Cuando los dos hombres entran al porche, se le aproximan y el chico se pone de pie, revelando una esbelta figura.

“Éste es mi sobrino, Frank”, presenta Carlos.

“Mucho gusto, señor Rodríguez”, extiende tímidamente la mano el jovencito.

“Mucho gusto”, responde Manolo muy afable. “Adelante”.

Abren la puerta y adentro, en un lado del escritorio, el trigueño y buenmozo Christian está escribiendo algo en la computadora. Mira a los tres varones que ingresan, se quita los delgados anteojos y los saluda.

“¿quieres tu silla?”, le consulta a Manolo.

“No, sigue”, dice el jefe jalando otra similar, mientras Carlos se queda de pie a su costado y Frank permanece lo mismo pero delante del escritorio.

“Me dice tu tío que te acabas de licenciar. ¿Cuántos años tienes?”, le apela Manolo.

“Veinte, señor Rodríguez. Me di de alta aquí en Collique”.

“¿Te explicó de qué se trata el trabajo?”

“Sí, señor, y siento que estoy preparado para ser de mucha utilidad aquí en la finca”.

“Veremos… ¿quieres quitarte esa camiseta, por favor?”

Frank mira con cierto asombro a Carlos, quien le hace un leve gesto. El mozo entonces se despoja de la prenda y revela un torso algo velludo muy bien labrado, con brazos fuertes. Christian lo mira de reojo.

“Pareces más familia de Tito que de Carlos”, intenta bromear Manolo. “Date la vuelta”.

Frank gira y enseña su bien trabajada espalda, ancha arriba, delgada en la cintura.

“¿Y si hay que correr, estás entrenado, Frank?”, inquiere Manolo.

“Sí, señor”, responde el muchacho entre seguro e inseguro.

“Muéstrame tus piernas, entonces”.

Frank duda y comienza a sudar. Se toma el cinturón, lo afloja, se desabotona y baja la cremallera, se deshace de las zapatillas y se quita el jean. Bajo el bóxer rojo, hay dos potenttes glúteos, y unas extremidades inferiores que lucen unos femorales y pantorrillas dignos de futbolista.
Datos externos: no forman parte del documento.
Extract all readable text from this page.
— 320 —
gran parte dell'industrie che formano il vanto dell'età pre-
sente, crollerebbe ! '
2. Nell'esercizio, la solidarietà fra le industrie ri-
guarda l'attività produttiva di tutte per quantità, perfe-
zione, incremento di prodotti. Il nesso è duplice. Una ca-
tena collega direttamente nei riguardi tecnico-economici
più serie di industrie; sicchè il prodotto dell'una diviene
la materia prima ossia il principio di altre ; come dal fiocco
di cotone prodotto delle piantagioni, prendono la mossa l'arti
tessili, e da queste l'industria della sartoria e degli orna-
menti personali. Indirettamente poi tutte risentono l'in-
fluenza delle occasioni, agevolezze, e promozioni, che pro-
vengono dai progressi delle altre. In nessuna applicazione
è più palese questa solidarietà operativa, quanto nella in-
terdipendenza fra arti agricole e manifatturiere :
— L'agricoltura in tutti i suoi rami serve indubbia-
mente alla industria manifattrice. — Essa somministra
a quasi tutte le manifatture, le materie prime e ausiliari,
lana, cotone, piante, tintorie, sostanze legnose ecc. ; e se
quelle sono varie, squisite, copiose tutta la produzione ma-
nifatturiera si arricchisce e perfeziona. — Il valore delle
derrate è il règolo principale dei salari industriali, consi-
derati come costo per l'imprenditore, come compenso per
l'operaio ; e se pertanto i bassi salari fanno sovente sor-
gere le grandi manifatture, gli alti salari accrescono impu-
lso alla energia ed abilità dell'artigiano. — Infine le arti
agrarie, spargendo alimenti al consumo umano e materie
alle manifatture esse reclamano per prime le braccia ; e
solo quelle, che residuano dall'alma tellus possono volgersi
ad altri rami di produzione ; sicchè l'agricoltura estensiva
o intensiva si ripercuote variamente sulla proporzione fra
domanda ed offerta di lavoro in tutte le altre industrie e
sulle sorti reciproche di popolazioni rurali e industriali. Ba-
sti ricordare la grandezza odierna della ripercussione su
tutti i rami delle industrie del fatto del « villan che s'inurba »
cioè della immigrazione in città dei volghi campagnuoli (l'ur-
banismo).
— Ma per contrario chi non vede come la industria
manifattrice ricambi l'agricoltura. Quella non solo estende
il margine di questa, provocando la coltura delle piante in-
“Date la vuelta”, pide Manolo.

Frank traga saliva y gira de nuevo: no hay mayor sorpresa, excepto confirmar lo musculoso y velludo de sus piernas.

“¿Y serías capaz… de quitarte ese bóxer?”, pregunta Manolo.

Christian se asusta, Carlos se incomoda y mira el nerviosismo creciente en los ojos de su sobrino. Son segundos silenciosos realmente embarazosos.

“¡Bromeo, carajo!”, exclama Manolo, y todos parecen respirar con tranqilidad nuevamente. “Vístete, muchacho”.

Manolo se levanta de su silla y da una palmada en la espalda a su capataz, Carlos: está empapada en sudor.

“Extiéndele un contrato por tres meses”, instruiye a Christian. “Asígnale los turnos de noche y que comience desde mañana”, ordena a Carlos.

Frank se viste. Manolo camina hasta él, y lo abraza semidesnudo aún.

“Bienvenido, pasaste la prueba de la humildad y la obediencia”.

“Gra-gracias, señor Rodríguez”, dice el abochornado mancebo.

Manolo se va hasta la otra puerta, pero gira de pronto hacia Christian: “Terminas eso y subes”. Y mirando a Carlos: “Que Tito nos dé alcance”. Y, tras guiñar un ojo, abre el madero, y se mete a la casa.

Frank, aún con el jean a medio subir, se siente extraño.

“Ya vengo”, dice Carlos, y sale del despacho, serio.

Christian carraspea un poco viendo al chico delante suyo, se acomoda los anteojos: “¿Trajiste tu DNI?”